Aber zum Projekt: Muss man ausgerechnet etwas für Giftschlangen tun? Sind Begegnungen mit ihnen nicht gefährlich? Prokoph lacht. Die Ottern meiden den Menschen. Lärm vertreibt sie. Grundlos angreifen würden sie nie. Nur wenn man sie reizt, etwa mit einem Stock belästigt. Aber wenn man aus Versehen auf so ein Reptil tritt oder beim Griff nach einem Pilz der nicht bemerkten Schlange zu nahe kommt und gebissen wird? Zuerst einmal, sagt Prokoph: Der Biss ist nicht tödlich! Trotzdem muss sofort ein Arzt her. Der Gebissene sollte, wenn möglich, an der Bissstelle verbleiben, jede körperliche Anstrengung vermeiden, um die Blutzirkulation nicht zu beschleunigen. Alte „Pfadfinder-Tricks“ wie Ausdrücken, Aussaugen oder Abbinden der Wunde sind eher schädlich.

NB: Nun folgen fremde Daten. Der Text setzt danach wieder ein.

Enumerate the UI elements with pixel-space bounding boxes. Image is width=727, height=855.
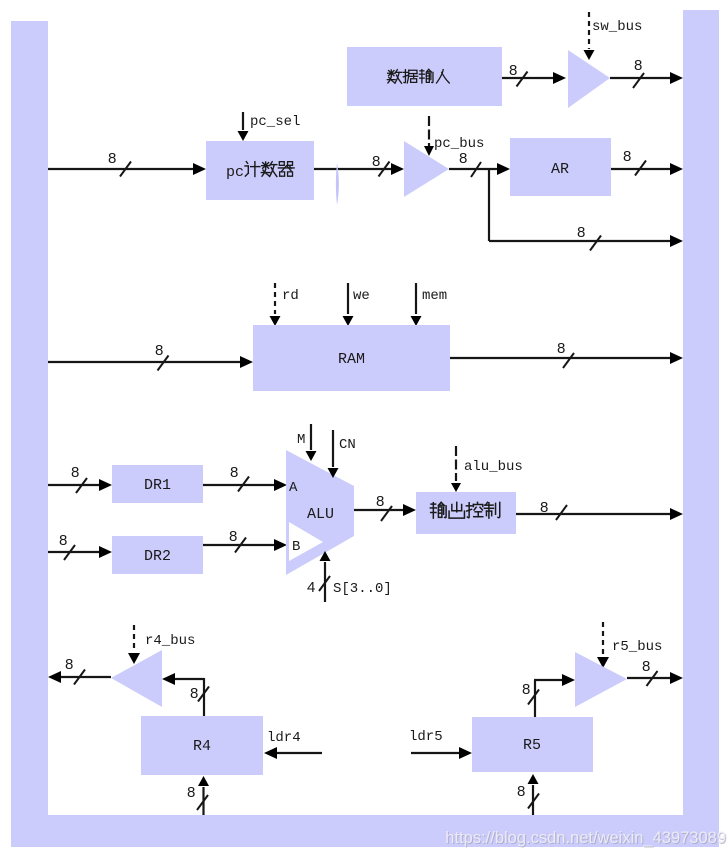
bus width label 8 xyxy=(187,784,208,810)
svg-text:8: 8 xyxy=(65,656,73,673)
control S[3..0] xyxy=(320,551,331,602)
wire ALU → 输出控制 xyxy=(354,504,416,516)
wire sw buffer → right rail xyxy=(610,72,683,84)
tri-state buffer r5 xyxy=(575,652,627,707)
svg-text:mem: mem xyxy=(422,288,447,304)
svg-text:8: 8 xyxy=(623,148,631,165)
block R4 xyxy=(141,716,263,775)
control alu_bus (dashed) xyxy=(451,446,461,492)
bus width label 8 xyxy=(522,681,539,705)
control rd (dashed) xyxy=(270,283,281,326)
wire lower line → right rail xyxy=(489,235,683,247)
bus width label 8 xyxy=(642,658,658,686)
svg-text:R5: R5 xyxy=(523,737,541,754)
wire left rail → pc计数器 xyxy=(48,163,206,175)
svg-text:DR1: DR1 xyxy=(144,477,171,494)
svg-text:sw_bus: sw_bus xyxy=(592,19,642,35)
svg-text:B: B xyxy=(292,539,300,555)
ALU U1 (arithmetic logic unit) xyxy=(286,450,354,575)
wire DR1 → ALU input A xyxy=(203,479,287,491)
bus width label 8 xyxy=(557,340,574,368)
bus width label 8 xyxy=(633,57,644,88)
svg-text:8: 8 xyxy=(108,150,116,167)
wire left rail → DR2 xyxy=(48,546,112,558)
svg-text:CN: CN xyxy=(339,437,356,453)
svg-text:8: 8 xyxy=(376,493,384,510)
block R5 xyxy=(472,717,593,772)
svg-text:8: 8 xyxy=(459,150,467,167)
svg-text:8: 8 xyxy=(577,224,585,241)
wire DR2 → ALU input B xyxy=(203,539,287,551)
bus width label 4 xyxy=(307,576,330,596)
bus width label 8 xyxy=(190,685,209,702)
svg-text:DR2: DR2 xyxy=(144,548,171,565)
wire r5 buffer → right rail xyxy=(627,672,683,684)
watermark xyxy=(445,829,727,848)
svg-text:8: 8 xyxy=(642,658,650,675)
tri-state buffer pc xyxy=(404,141,449,197)
svg-text:8: 8 xyxy=(59,532,67,549)
svg-text:rd: rd xyxy=(282,288,299,304)
svg-text:r5_bus: r5_bus xyxy=(612,639,662,655)
wire pc buffer → AR xyxy=(449,163,510,175)
wire AR → right rail xyxy=(611,163,683,175)
block DR2 xyxy=(112,536,203,574)
bus width label 8 xyxy=(108,150,131,177)
wire RAM → right rail xyxy=(450,352,683,364)
control we xyxy=(343,283,354,326)
wire R5 → r5 buffer xyxy=(534,674,575,717)
bus width label 8 xyxy=(65,656,85,685)
wire 数据输入 → sw buffer xyxy=(502,72,566,84)
wire bottom rail → R5 xyxy=(528,774,539,815)
bus width label 8 xyxy=(509,62,528,87)
block AR xyxy=(510,138,611,196)
svg-text:we: we xyxy=(353,288,370,304)
control ldr4 xyxy=(264,747,322,759)
bus width label 8 xyxy=(229,528,246,553)
bus width label 8 xyxy=(155,342,169,371)
wire 输出控制 → right rail xyxy=(516,508,683,520)
bus rail right xyxy=(683,10,719,847)
wire left rail → DR1 xyxy=(48,479,112,491)
block DR1 xyxy=(112,465,203,503)
svg-text:8: 8 xyxy=(190,685,198,702)
wire bottom rail → R4 xyxy=(198,776,209,815)
control sw_bus (dashed) xyxy=(584,12,595,60)
control M xyxy=(306,424,317,461)
control pc_bus (dashed) xyxy=(424,116,434,156)
control r4_bus (dashed) xyxy=(128,625,140,664)
svg-text:r4_bus: r4_bus xyxy=(145,633,195,649)
svg-text:alu_bus: alu_bus xyxy=(464,459,523,475)
svg-text:S[3..0]: S[3..0] xyxy=(333,581,392,597)
svg-text:8: 8 xyxy=(230,464,238,481)
svg-text:8: 8 xyxy=(517,783,525,800)
svg-text:8: 8 xyxy=(155,342,163,359)
bus width label 8 xyxy=(71,464,87,493)
wire R4 → r4 buffer xyxy=(162,673,204,716)
wire r4 buffer → left rail xyxy=(48,671,111,683)
svg-text:pc: pc xyxy=(226,164,244,181)
svg-text:8: 8 xyxy=(71,464,79,481)
svg-text:A: A xyxy=(289,480,298,496)
svg-text:4: 4 xyxy=(307,579,315,596)
svg-text:8: 8 xyxy=(187,784,195,801)
control CN xyxy=(328,430,339,478)
block pc计数器 (pc counter) xyxy=(206,141,314,200)
bus width label 8 xyxy=(577,224,601,251)
control mem xyxy=(411,283,422,326)
control r5_bus (dashed) xyxy=(597,622,609,668)
svg-text:ldr4: ldr4 xyxy=(267,730,301,746)
svg-text:8: 8 xyxy=(540,499,548,516)
artifact sliver xyxy=(336,163,339,205)
tri-state buffer r4 (points left) xyxy=(111,650,162,707)
svg-text:8: 8 xyxy=(634,57,642,74)
svg-text:8: 8 xyxy=(557,340,565,357)
block 数据输入 (data input) xyxy=(347,47,502,106)
wire left rail → RAM xyxy=(48,356,253,368)
svg-text:https://blog.csdn.net/weixin_4: https://blog.csdn.net/weixin_43973089 xyxy=(445,829,726,847)
svg-text:AR: AR xyxy=(551,161,569,178)
bus width label 8 xyxy=(459,150,481,177)
svg-text:R4: R4 xyxy=(193,738,211,755)
control pc_sel xyxy=(238,112,249,141)
svg-text:ALU: ALU xyxy=(307,506,334,523)
bus width label 8 xyxy=(230,464,249,492)
bus rail left xyxy=(11,21,48,847)
svg-text:8: 8 xyxy=(372,153,380,170)
bus width label 8 xyxy=(372,153,390,177)
block 输出控制 (output control) xyxy=(416,492,516,534)
svg-text:8: 8 xyxy=(509,62,517,79)
block RAM xyxy=(253,325,450,391)
control ldr5 xyxy=(411,747,472,759)
svg-text:pc_sel: pc_sel xyxy=(250,114,300,130)
bus width label 8 xyxy=(376,493,392,521)
bus rail bottom xyxy=(11,815,719,847)
svg-text:ldr5: ldr5 xyxy=(409,729,443,745)
bus width label 8 xyxy=(59,532,75,560)
tri-state buffer sw xyxy=(568,50,610,108)
wire pc计数器 → pc buffer xyxy=(314,163,404,175)
bus width label 8 xyxy=(623,148,646,176)
wire junction drop to lower bus line xyxy=(488,169,490,241)
svg-text:RAM: RAM xyxy=(338,351,365,368)
bus width label 8 xyxy=(540,499,567,520)
svg-text:8: 8 xyxy=(522,681,530,698)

Ja – wie viele Kreuzottern gibt es denn noch im Dubringer Moor? Das weiß nicht einmal Herbert Schnabel. An den Frühjahrssonnenplätzen konnte man manchmal bis zu zwanzig Exemplare sehen, aber das sei gewiss nicht die gesamte Population. Überdies seien selbst die Sonnenplätze zunehmend schlechter „besucht“. Schuld seien Moor-Erkunder, die ihre Hunde frei laufen lassen, die dann natürlich stöbern gehen und die Schlangen vertreiben.
Doch vielleicht ist ja schon im nächsten Jahr der Damm am Dubringer Torfstich ein stöberhundefreies, dafür wieder von Kreuzottern belegtes Areal.